I feel like I've been hit by a train. I woke up this morning covered in wine, free condoms, and a sign language dictionary.
Dude we got so high last night. I said "watch this" threw a goldfish cracker in the toilet, and laughed my ass off. We watched the dvd menu for 30 minutes too.
this is going to sound stupid but when I was drunk and thought I was a stripper where I did toss my pants?
I didn't know it was possible to make picking up dog shit look sexy.
She did the bend and snap...
Kinda wish I banged him. I need the exercise.
It was a legit night tell he threw a snowball in the bar, thats when I knew it was time to go to the next bar.
I wanna give a stern lecture to whoever invented pants cause they are hard right now
dude, you declined head because you wanted to tell her about how you put cinnamon in your weed. also, we're low on Chef Boyardee
It's supposed to be a shit show, it's an end of the world party.

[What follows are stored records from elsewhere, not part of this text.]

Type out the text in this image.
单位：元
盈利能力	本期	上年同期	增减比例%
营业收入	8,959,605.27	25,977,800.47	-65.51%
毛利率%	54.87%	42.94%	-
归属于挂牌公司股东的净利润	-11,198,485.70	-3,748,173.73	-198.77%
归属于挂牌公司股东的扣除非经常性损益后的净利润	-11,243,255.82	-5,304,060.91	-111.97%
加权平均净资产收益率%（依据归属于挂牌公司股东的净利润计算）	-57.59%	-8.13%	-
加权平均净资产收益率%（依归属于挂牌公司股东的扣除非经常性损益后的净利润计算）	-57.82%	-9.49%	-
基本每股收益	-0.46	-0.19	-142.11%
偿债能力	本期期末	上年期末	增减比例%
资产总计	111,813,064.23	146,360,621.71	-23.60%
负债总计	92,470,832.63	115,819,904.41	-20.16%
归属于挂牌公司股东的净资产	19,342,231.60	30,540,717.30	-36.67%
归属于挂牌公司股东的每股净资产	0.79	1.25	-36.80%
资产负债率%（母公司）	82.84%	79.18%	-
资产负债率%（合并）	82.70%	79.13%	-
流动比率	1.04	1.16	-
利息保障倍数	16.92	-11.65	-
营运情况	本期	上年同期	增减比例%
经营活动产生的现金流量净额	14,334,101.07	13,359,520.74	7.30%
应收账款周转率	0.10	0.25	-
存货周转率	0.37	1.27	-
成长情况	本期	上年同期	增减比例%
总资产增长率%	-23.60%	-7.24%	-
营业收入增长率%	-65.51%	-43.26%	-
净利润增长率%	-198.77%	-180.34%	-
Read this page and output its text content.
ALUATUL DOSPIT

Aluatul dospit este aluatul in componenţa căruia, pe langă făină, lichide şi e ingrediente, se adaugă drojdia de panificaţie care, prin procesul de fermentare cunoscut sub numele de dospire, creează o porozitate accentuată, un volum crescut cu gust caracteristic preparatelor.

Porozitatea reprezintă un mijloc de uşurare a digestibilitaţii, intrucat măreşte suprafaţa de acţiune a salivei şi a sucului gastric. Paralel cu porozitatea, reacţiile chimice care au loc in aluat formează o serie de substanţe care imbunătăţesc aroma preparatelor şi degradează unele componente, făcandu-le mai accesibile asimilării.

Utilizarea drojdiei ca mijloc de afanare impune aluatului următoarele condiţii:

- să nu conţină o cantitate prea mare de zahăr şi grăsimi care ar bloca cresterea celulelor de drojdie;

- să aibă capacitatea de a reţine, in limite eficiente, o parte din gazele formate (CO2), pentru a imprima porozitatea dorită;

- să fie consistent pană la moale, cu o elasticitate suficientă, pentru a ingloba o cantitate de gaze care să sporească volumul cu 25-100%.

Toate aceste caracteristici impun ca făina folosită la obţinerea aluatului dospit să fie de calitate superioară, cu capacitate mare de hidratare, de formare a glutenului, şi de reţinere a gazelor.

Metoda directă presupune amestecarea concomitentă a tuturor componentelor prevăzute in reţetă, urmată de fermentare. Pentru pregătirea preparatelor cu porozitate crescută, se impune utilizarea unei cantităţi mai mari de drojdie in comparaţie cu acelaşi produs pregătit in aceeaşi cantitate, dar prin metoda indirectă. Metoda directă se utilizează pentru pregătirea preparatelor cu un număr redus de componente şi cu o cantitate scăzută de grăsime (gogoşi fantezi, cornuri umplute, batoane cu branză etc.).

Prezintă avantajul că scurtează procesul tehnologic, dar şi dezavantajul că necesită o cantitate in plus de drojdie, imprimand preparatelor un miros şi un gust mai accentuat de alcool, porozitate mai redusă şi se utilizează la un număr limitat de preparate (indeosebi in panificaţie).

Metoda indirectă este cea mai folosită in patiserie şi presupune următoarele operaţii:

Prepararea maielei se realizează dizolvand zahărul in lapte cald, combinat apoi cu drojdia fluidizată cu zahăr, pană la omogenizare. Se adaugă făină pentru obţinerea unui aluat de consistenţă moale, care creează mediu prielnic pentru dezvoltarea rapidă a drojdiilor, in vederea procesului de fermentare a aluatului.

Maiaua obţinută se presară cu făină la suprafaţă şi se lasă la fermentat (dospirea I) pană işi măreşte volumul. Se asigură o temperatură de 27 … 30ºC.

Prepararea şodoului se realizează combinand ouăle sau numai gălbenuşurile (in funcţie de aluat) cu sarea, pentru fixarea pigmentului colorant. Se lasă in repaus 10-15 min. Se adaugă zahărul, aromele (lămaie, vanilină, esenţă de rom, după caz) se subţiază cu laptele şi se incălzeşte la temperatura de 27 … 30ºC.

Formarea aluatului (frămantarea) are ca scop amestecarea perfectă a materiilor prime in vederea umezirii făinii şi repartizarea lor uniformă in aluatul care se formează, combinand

I'm going to need a Jurassic park sized pooper scooper to deal with all this shit last night caused.
I feel like a sex bomb and I need to go explode on somebody
If you binge watch Bill Nye Saves the World without me you can consider yourself single
We only initially bonded over boobs and sarcasm
He tripped and fell all the way to the ground and then stood right back with out spilling a drop of his 3/4 full glass of rum and coke. It was like watching something from the matrix
He's a security blanket. A security blanket who FUCKS.